Navigate through the ace help pages to determine whether Qij corresponds to the transition rate from state i-> j or from state j -> i. Based on your answer, does the Master equation for the Markov process use column or row vectors? Then, define a generator matrix, Q, in terms of the rates estimated just above (replacing the following line):

Q <- matrix(c(-1,1,1,-1),ncol=2) 
# can scale rates up or down:
Q <- Q/1

getP <- function(t,Q){
    P <- expm(Q*t)
    return(P)
} 

Now, we will start at the root of the tree and simulate states at the internal nodes and at the tips of the tree. (The ape package does not have a function to easily do this for us, but it is good exercise to practice it ourselves).

First, let’s create a vector to store all of the states we simulate:

states_vec <- rep(NA,(tree$Nnode + length(tree$tip.label)))
names(states_vec) <- c(tree$tip.label, paste0("node", 1:tree$Nnode))

Let’s just work with binary states for now:

states <- c(1, 2)
state_colors <- c('blue','red') #for plotting

Let’s assign a condition at the root; could be probabilities generally, but let’s say it starts in the first state with certainty for now:

pi_root <- c(1,0) 

Let’s start with the root state:

root <- length(tree$tip.label) + 1
states_vec[root] <- sample(states, 1, prob = pi_root)

Let’s plot this as we go:

plot(tree)
tip_states <- states_vec[tree$tip.label]
tiplabels(pch=21, bg=state_colors[tip_states], cex=2)
node_states <- states_vec[paste0("node", 1:tree$Nnode)] 
nodelabels(pch=21, bg=state_colors[node_states], cex=2)

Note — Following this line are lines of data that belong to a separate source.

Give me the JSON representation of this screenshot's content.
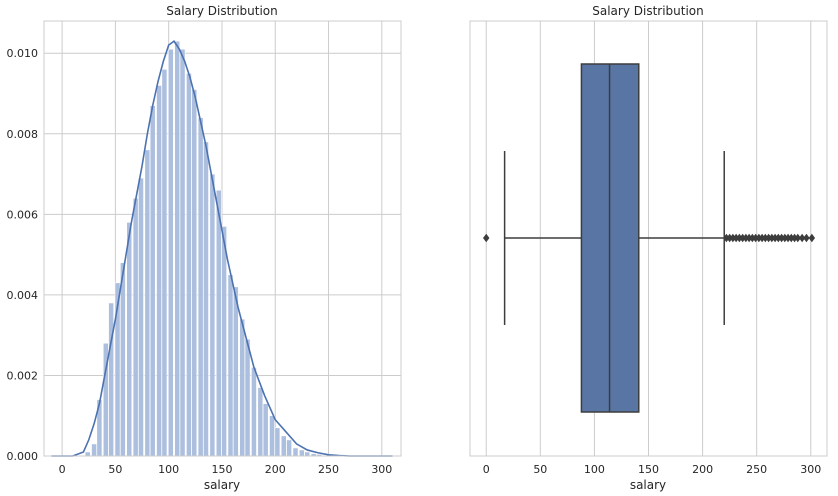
{
  "chart_data": [
    {
      "type": "histogram-kde",
      "title": "Salary Distribution",
      "xlabel": "salary",
      "ylabel": "",
      "xlim": [
        -17,
        318
      ],
      "ylim": [
        0,
        0.0108
      ],
      "grid": true,
      "xticks": [
        0,
        50,
        100,
        150,
        200,
        250,
        300
      ],
      "yticks": [
        0.0,
        0.002,
        0.004,
        0.006,
        0.008,
        0.01
      ],
      "ytick_labels": [
        "0.000",
        "0.002",
        "0.004",
        "0.006",
        "0.008",
        "0.010"
      ],
      "bar_color": "#a8bcdc",
      "line_color": "#4c72b0",
      "bins": [
        {
          "x": 24,
          "y": 0.0001
        },
        {
          "x": 30,
          "y": 0.0003
        },
        {
          "x": 35,
          "y": 0.0014
        },
        {
          "x": 41,
          "y": 0.0028
        },
        {
          "x": 46,
          "y": 0.0038
        },
        {
          "x": 52,
          "y": 0.0043
        },
        {
          "x": 57,
          "y": 0.0048
        },
        {
          "x": 63,
          "y": 0.0058
        },
        {
          "x": 69,
          "y": 0.0064
        },
        {
          "x": 74,
          "y": 0.0069
        },
        {
          "x": 80,
          "y": 0.0076
        },
        {
          "x": 85,
          "y": 0.0087
        },
        {
          "x": 91,
          "y": 0.0092
        },
        {
          "x": 96,
          "y": 0.0096
        },
        {
          "x": 102,
          "y": 0.0101
        },
        {
          "x": 108,
          "y": 0.0103
        },
        {
          "x": 113,
          "y": 0.0101
        },
        {
          "x": 119,
          "y": 0.0095
        },
        {
          "x": 124,
          "y": 0.0091
        },
        {
          "x": 130,
          "y": 0.0084
        },
        {
          "x": 135,
          "y": 0.0078
        },
        {
          "x": 141,
          "y": 0.007
        },
        {
          "x": 147,
          "y": 0.0066
        },
        {
          "x": 152,
          "y": 0.0057
        },
        {
          "x": 158,
          "y": 0.0045
        },
        {
          "x": 163,
          "y": 0.0042
        },
        {
          "x": 169,
          "y": 0.0034
        },
        {
          "x": 174,
          "y": 0.0029
        },
        {
          "x": 180,
          "y": 0.0022
        },
        {
          "x": 186,
          "y": 0.0017
        },
        {
          "x": 191,
          "y": 0.0013
        },
        {
          "x": 197,
          "y": 0.001
        },
        {
          "x": 202,
          "y": 0.0007
        },
        {
          "x": 208,
          "y": 0.0005
        },
        {
          "x": 213,
          "y": 0.0004
        },
        {
          "x": 219,
          "y": 0.0002
        },
        {
          "x": 225,
          "y": 0.00015
        },
        {
          "x": 230,
          "y": 0.0001
        },
        {
          "x": 236,
          "y": 6e-05
        },
        {
          "x": 241,
          "y": 4e-05
        },
        {
          "x": 247,
          "y": 2e-05
        }
      ],
      "kde": {
        "x": [
          -10,
          0,
          10,
          20,
          25,
          30,
          35,
          40,
          45,
          50,
          55,
          60,
          65,
          70,
          75,
          80,
          85,
          90,
          95,
          100,
          105,
          110,
          115,
          120,
          125,
          130,
          135,
          140,
          145,
          150,
          155,
          160,
          165,
          170,
          175,
          180,
          190,
          200,
          210,
          220,
          230,
          240,
          250,
          260,
          270,
          280,
          290,
          300,
          310
        ],
        "y": [
          0,
          0,
          0,
          0.0001,
          0.0004,
          0.0008,
          0.0013,
          0.002,
          0.0027,
          0.0034,
          0.0042,
          0.005,
          0.0058,
          0.0065,
          0.0072,
          0.008,
          0.0087,
          0.0093,
          0.0098,
          0.0102,
          0.0103,
          0.0101,
          0.0098,
          0.0094,
          0.0089,
          0.0083,
          0.0077,
          0.007,
          0.0063,
          0.0056,
          0.0049,
          0.0043,
          0.0037,
          0.0032,
          0.0027,
          0.0022,
          0.0015,
          0.0009,
          0.0006,
          0.0003,
          0.00015,
          8e-05,
          3e-05,
          1e-05,
          0,
          0,
          0,
          0,
          0
        ]
      }
    },
    {
      "type": "box",
      "title": "Salary Distribution",
      "xlabel": "salary",
      "xlim": [
        -15,
        315
      ],
      "grid": true,
      "xticks": [
        0,
        50,
        100,
        150,
        200,
        250,
        300
      ],
      "box_color": "#5975a4",
      "line_color": "#3d3d3d",
      "stats": {
        "whisker_low": 17,
        "q1": 88,
        "median": 114,
        "q3": 141,
        "whisker_high": 220
      },
      "outliers": [
        0,
        222,
        225,
        228,
        231,
        234,
        237,
        240,
        243,
        246,
        249,
        252,
        255,
        258,
        261,
        264,
        267,
        270,
        273,
        276,
        279,
        282,
        285,
        288,
        292,
        296,
        301
      ]
    }
  ]
}
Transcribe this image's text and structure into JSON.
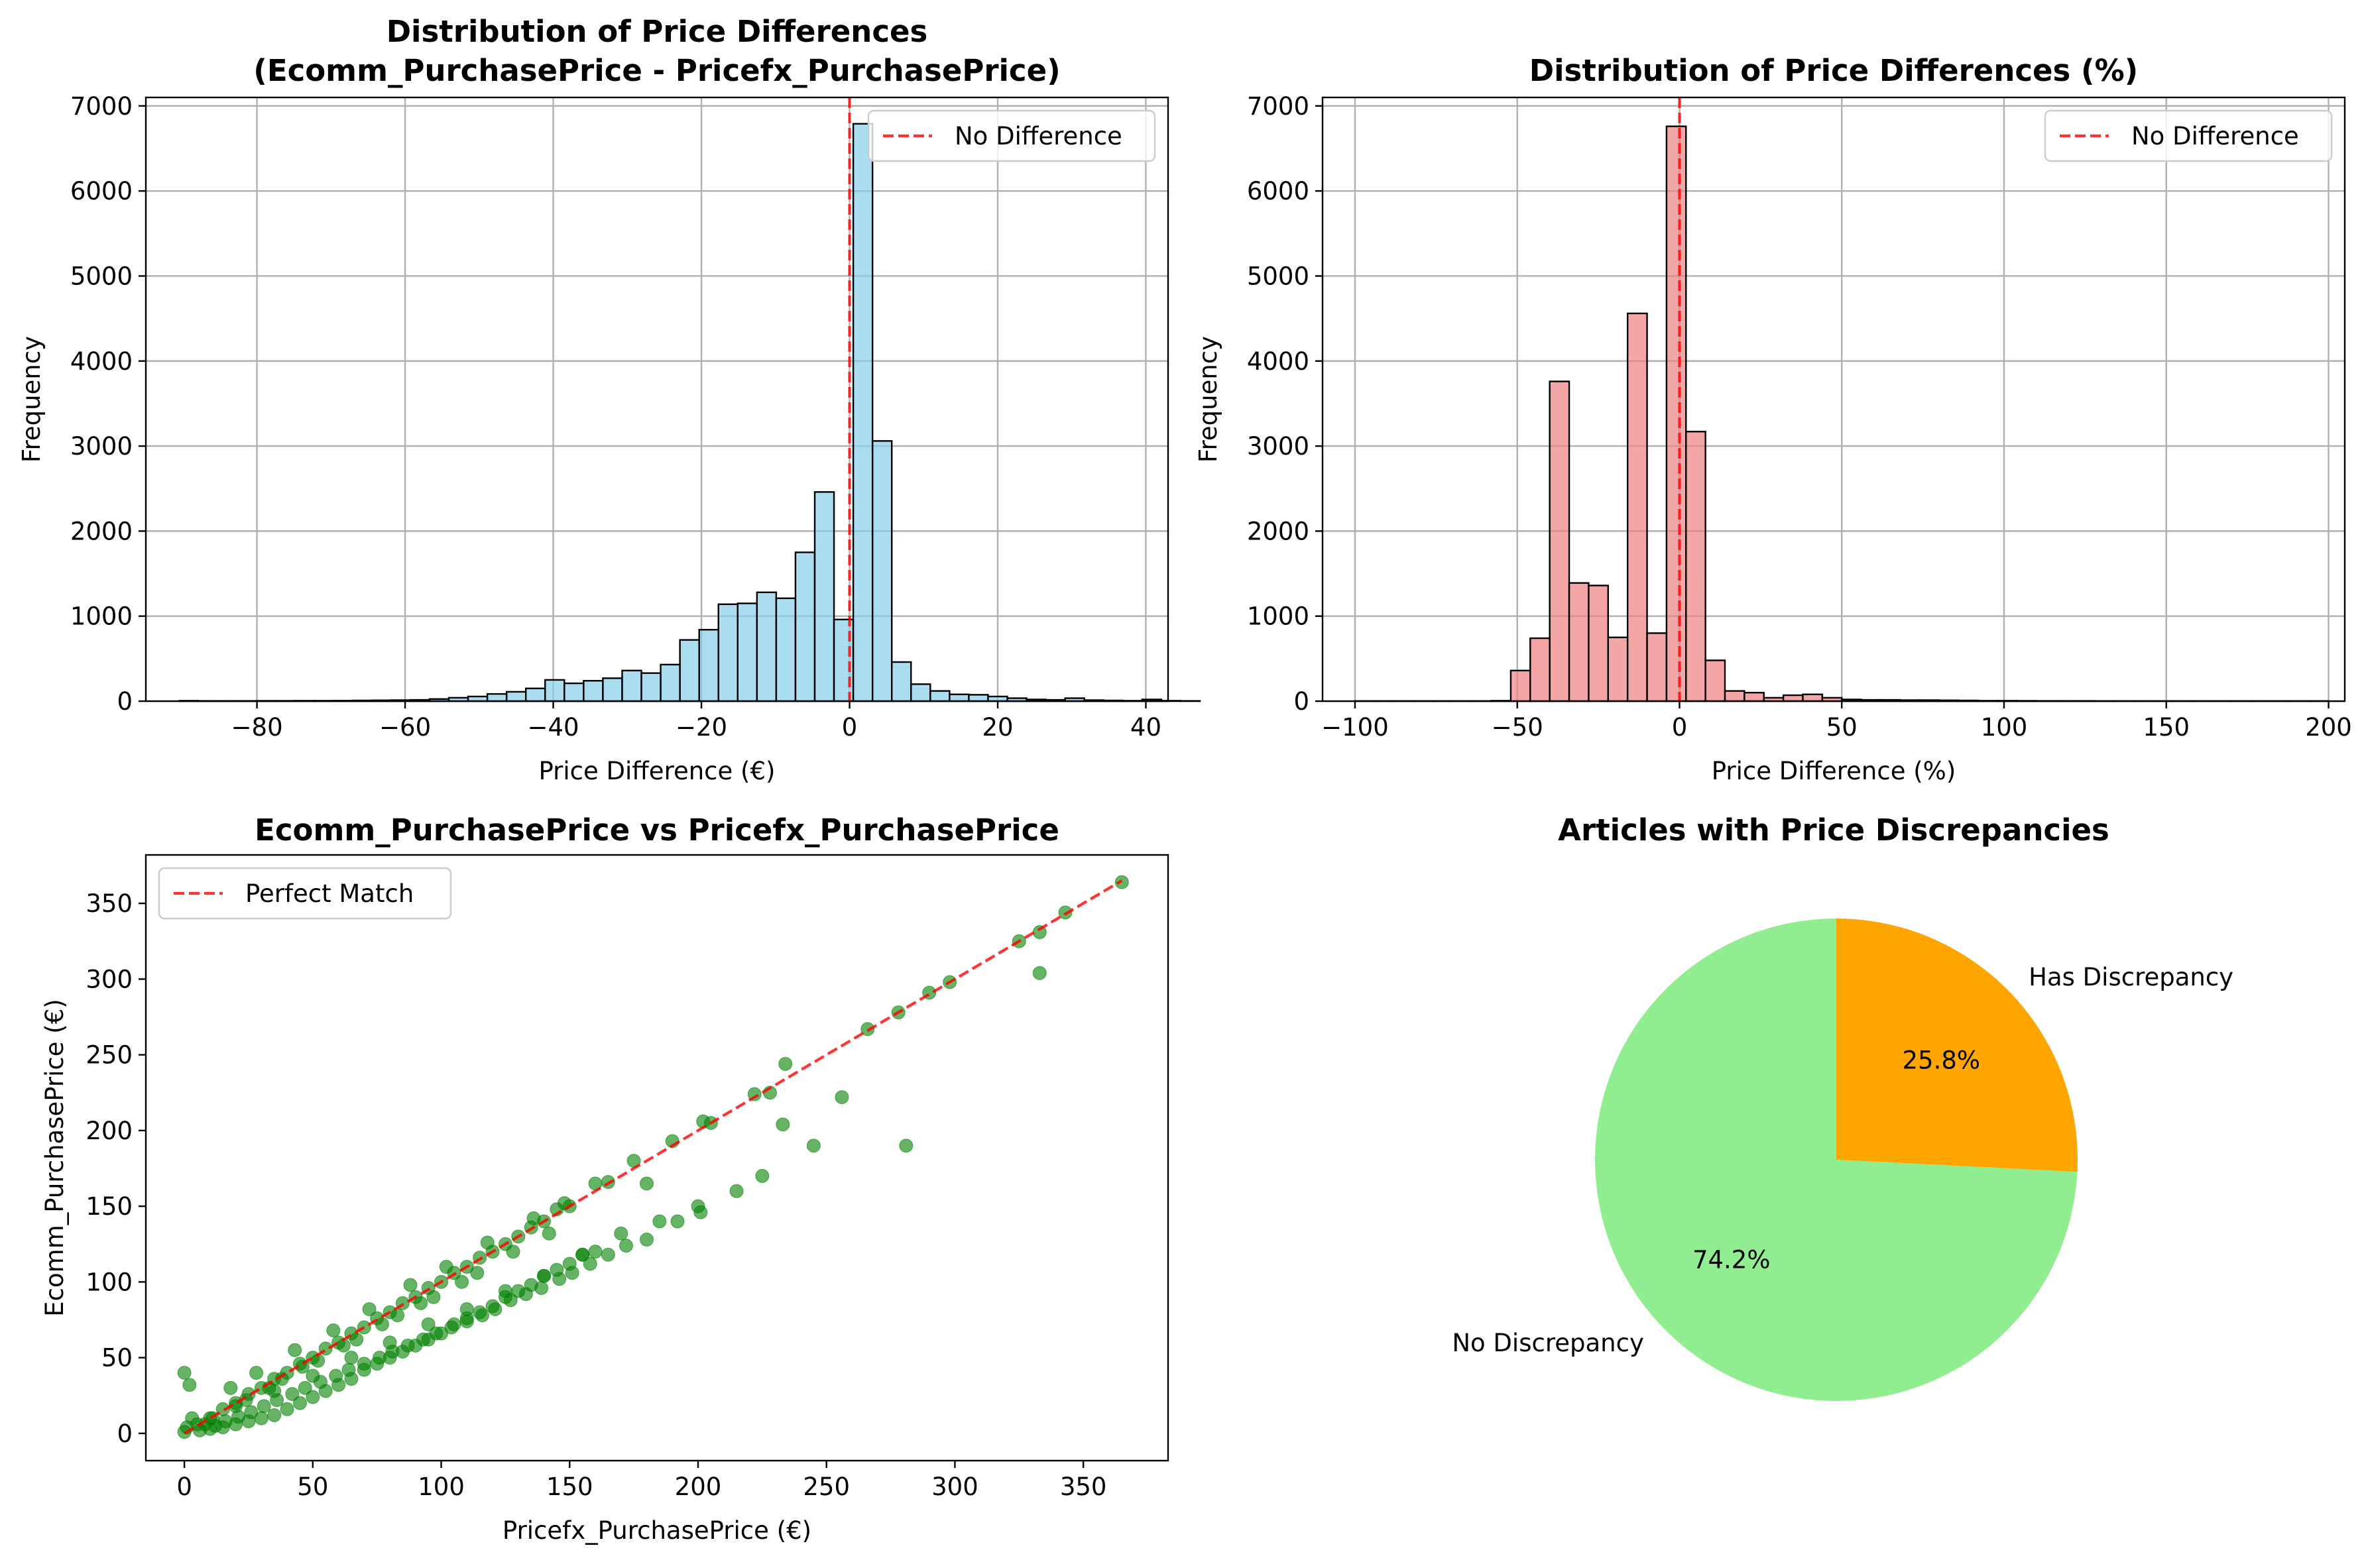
{
  "colors": {
    "hist_abs": "#87CEEB",
    "hist_pct": "#F08080",
    "scatter": "#008000",
    "reference_line": "#FF0000",
    "pie_no_discrepancy": "#90EE90",
    "pie_has_discrepancy": "#FFA500"
  },
  "chart_data": [
    {
      "type": "bar",
      "subtype": "histogram",
      "title": "Distribution of Price Differences\n(Ecomm_PurchasePrice - Pricefx_PurchasePrice)",
      "title_lines": [
        "Distribution of Price Differences",
        "(Ecomm_PurchasePrice - Pricefx_PurchasePrice)"
      ],
      "xlabel": "Price Difference (€)",
      "ylabel": "Frequency",
      "xlim": [
        -95,
        43
      ],
      "ylim": [
        0,
        7100
      ],
      "xticks": [
        -80,
        -60,
        -40,
        -20,
        0,
        20,
        40
      ],
      "xtick_labels": [
        "−80",
        "−60",
        "−40",
        "−20",
        "0",
        "20",
        "40"
      ],
      "yticks": [
        0,
        1000,
        2000,
        3000,
        4000,
        5000,
        6000,
        7000
      ],
      "ytick_labels": [
        "0",
        "1000",
        "2000",
        "3000",
        "4000",
        "5000",
        "6000",
        "7000"
      ],
      "grid": true,
      "bins": {
        "start": -90.5,
        "width": 2.6,
        "counts": [
          5,
          3,
          3,
          3,
          4,
          4,
          5,
          5,
          6,
          8,
          10,
          12,
          15,
          25,
          40,
          55,
          85,
          110,
          150,
          250,
          210,
          240,
          270,
          360,
          330,
          430,
          720,
          840,
          1140,
          1150,
          1280,
          1210,
          1750,
          2460,
          960,
          6790,
          3060,
          460,
          200,
          120,
          80,
          75,
          55,
          35,
          20,
          15,
          35,
          12,
          8,
          5,
          20,
          5,
          3
        ]
      },
      "vline": {
        "x": 0
      },
      "legend": {
        "entries": [
          "No Difference"
        ],
        "position": "upper right"
      }
    },
    {
      "type": "bar",
      "subtype": "histogram",
      "title": "Distribution of Price Differences (%)",
      "xlabel": "Price Difference (%)",
      "ylabel": "Frequency",
      "xlim": [
        -110,
        205
      ],
      "ylim": [
        0,
        7100
      ],
      "xticks": [
        -100,
        -50,
        0,
        50,
        100,
        150,
        200
      ],
      "xtick_labels": [
        "−100",
        "−50",
        "0",
        "50",
        "100",
        "150",
        "200"
      ],
      "yticks": [
        0,
        1000,
        2000,
        3000,
        4000,
        5000,
        6000,
        7000
      ],
      "ytick_labels": [
        "0",
        "1000",
        "2000",
        "3000",
        "4000",
        "5000",
        "6000",
        "7000"
      ],
      "grid": true,
      "bins": {
        "start": -100,
        "width": 6,
        "counts": [
          2,
          2,
          2,
          2,
          2,
          2,
          2,
          5,
          360,
          740,
          3760,
          1390,
          1360,
          750,
          4560,
          800,
          6760,
          3170,
          480,
          120,
          100,
          40,
          70,
          80,
          40,
          20,
          15,
          15,
          12,
          12,
          10,
          8,
          5,
          5,
          4,
          3,
          3,
          3,
          2,
          2,
          2,
          2,
          2,
          2,
          2,
          2,
          2,
          2,
          2,
          2
        ]
      },
      "vline": {
        "x": 0
      },
      "legend": {
        "entries": [
          "No Difference"
        ],
        "position": "upper right"
      }
    },
    {
      "type": "scatter",
      "title": "Ecomm_PurchasePrice vs Pricefx_PurchasePrice",
      "xlabel": "Pricefx_PurchasePrice (€)",
      "ylabel": "Ecomm_PurchasePrice (€)",
      "xlim": [
        -15,
        383
      ],
      "ylim": [
        -18,
        382
      ],
      "xticks": [
        0,
        50,
        100,
        150,
        200,
        250,
        300,
        350
      ],
      "yticks": [
        0,
        50,
        100,
        150,
        200,
        250,
        300,
        350
      ],
      "grid": false,
      "series": [
        {
          "x": [
            365,
            343,
            333,
            325,
            298,
            290,
            278,
            266,
            234,
            222,
            202,
            333,
            281,
            256,
            233,
            228,
            205,
            190,
            175,
            160,
            150,
            145,
            140,
            135,
            130,
            125,
            120,
            115,
            110,
            105,
            100,
            95,
            90,
            85,
            80,
            75,
            70,
            65,
            60,
            55,
            50,
            45,
            40,
            35,
            30,
            25,
            20,
            15,
            10,
            5,
            0,
            0,
            2,
            8,
            20,
            35,
            50,
            65,
            80,
            95,
            110,
            125,
            140,
            155,
            170,
            185,
            200,
            215,
            225,
            245,
            201,
            192,
            180,
            172,
            165,
            158,
            151,
            146,
            139,
            133,
            127,
            121,
            116,
            110,
            104,
            98,
            93,
            87,
            81,
            76,
            70,
            64,
            59,
            53,
            47,
            42,
            36,
            31,
            26,
            21,
            16,
            12,
            6,
            160,
            155,
            150,
            145,
            140,
            135,
            130,
            125,
            120,
            115,
            110,
            105,
            100,
            95,
            90,
            85,
            80,
            75,
            70,
            65,
            60,
            55,
            50,
            45,
            40,
            35,
            30,
            25,
            20,
            15,
            10,
            165,
            180,
            148,
            136,
            118,
            102,
            88,
            72,
            58,
            43,
            28,
            18,
            142,
            128,
            114,
            97,
            83,
            67,
            52,
            38,
            24,
            11,
            108,
            92,
            77,
            62,
            46,
            33,
            3,
            1
          ],
          "y": [
            364,
            344,
            331,
            325,
            298,
            291,
            278,
            267,
            244,
            224,
            206,
            304,
            190,
            222,
            204,
            225,
            205,
            193,
            180,
            165,
            150,
            148,
            140,
            136,
            130,
            125,
            120,
            116,
            110,
            106,
            100,
            96,
            90,
            86,
            80,
            76,
            70,
            66,
            60,
            56,
            50,
            46,
            40,
            36,
            30,
            26,
            20,
            16,
            10,
            6,
            1,
            40,
            32,
            6,
            18,
            28,
            38,
            50,
            60,
            72,
            82,
            94,
            104,
            118,
            132,
            140,
            150,
            160,
            170,
            190,
            146,
            140,
            128,
            124,
            118,
            112,
            106,
            102,
            96,
            92,
            88,
            82,
            78,
            74,
            70,
            66,
            62,
            58,
            54,
            50,
            46,
            42,
            38,
            34,
            30,
            26,
            22,
            18,
            14,
            11,
            8,
            5,
            2,
            120,
            118,
            112,
            108,
            104,
            98,
            94,
            90,
            84,
            80,
            76,
            72,
            66,
            62,
            58,
            54,
            50,
            46,
            42,
            36,
            32,
            28,
            24,
            20,
            16,
            12,
            10,
            8,
            6,
            4,
            3,
            166,
            165,
            152,
            142,
            126,
            110,
            98,
            82,
            68,
            55,
            40,
            30,
            132,
            120,
            106,
            90,
            78,
            62,
            48,
            36,
            22,
            10,
            100,
            86,
            72,
            58,
            44,
            30,
            10,
            4
          ]
        }
      ],
      "reference_line": {
        "from": [
          0,
          0
        ],
        "to": [
          365,
          365
        ]
      },
      "legend": {
        "entries": [
          "Perfect Match"
        ],
        "position": "upper left"
      }
    },
    {
      "type": "pie",
      "title": "Articles with Price Discrepancies",
      "slices": [
        {
          "label": "Has Discrepancy",
          "value": 25.8,
          "pct_label": "25.8%"
        },
        {
          "label": "No Discrepancy",
          "value": 74.2,
          "pct_label": "74.2%"
        }
      ],
      "start_angle": 90
    }
  ]
}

We will do a preorder traversal, which starts at the root and descends down the tree to the tips:

preorder <- rev(postorder(tree))  # parent before children

The list of all of the edges of the tree is located in tree$edge:

edges <- tree$edge

Each row is an edge. The first column represents the parent, the second represents the descendant.

colnames(edges) <- c('parent','descendant')
edges <- as.data.frame(edges) # to use the handy $ command for columns

The entry in

tree$edge.length

is a vector of lengths for each of the edges; it corresponds to the same edges in tree$edge:

edge.lengths <- tree$edge.length

we start with the initial state at the root and use the Markov chain to sample subsequent states:

edges$parentstate <- states_vec[edges$parent]
edges$nextstate <- NA
edges$lengths <- edge.lengths

for(i in 1:nrow(edges)){
    parent_state <- if(edges[i,'parentstate']==1){c(1,0)}else{c(0,1)}
    prob = getP(edges$lengths[i],Q) %*% parent_state
    next_state <- sample(c(1,2), size=1, prob=c(prob))
    new_parent <- edges[i, 'descendant']
    edges[i,'nextstate'] <- next_state  
    edges[edges$parent==new_parent, 'parentstate'] <- next_state
}

Now fill in states_vec:

states_vec[edges$parent] <- edges$parentstate
states_vec[edges$descendant] <- edges$nextstate

Let’s plot this:

plot(tree)
tip_states <- states_vec[tree$tip.label]
tiplabels(pch=21, bg=state_colors[tip_states], cex=2)
node_states <- states_vec[paste0("node", 1:tree$Nnode)] 
nodelabels(pch=21, bg=state_colors[node_states], cex=2)

Exercises

1.

Simulate some tip states on a tree using a Markov model that you specify, and use ace to estimate it. Scale this up for a large number of tip state configurations to see how the distribution of Maximum Likelihood estimates for the Markov model rates compare with the true values you supplied. Are there particular combinations of branch lengths and rates that make it difficult to estimate model parameters?

2. (Hard, or maybe impossible)

Modify the code above to condition on a particular tip state configuration. This way, we can observe distributions of evolutionary scenarios consistent with a particular set of observations.

3.

In a fitted ace object, there is an element called lik.anc which records the probability of ancestral states at each node of the tree. Plot a dataset of your choice with pie charts displaying the ancestral state probabilities associated with models that you fit using ace. Navigate through the help pages (?ace) to specify a few different versions of models that impose constraints on the Markov generator, Q. How sensitive are ancestral state probabilities to your modeling choices?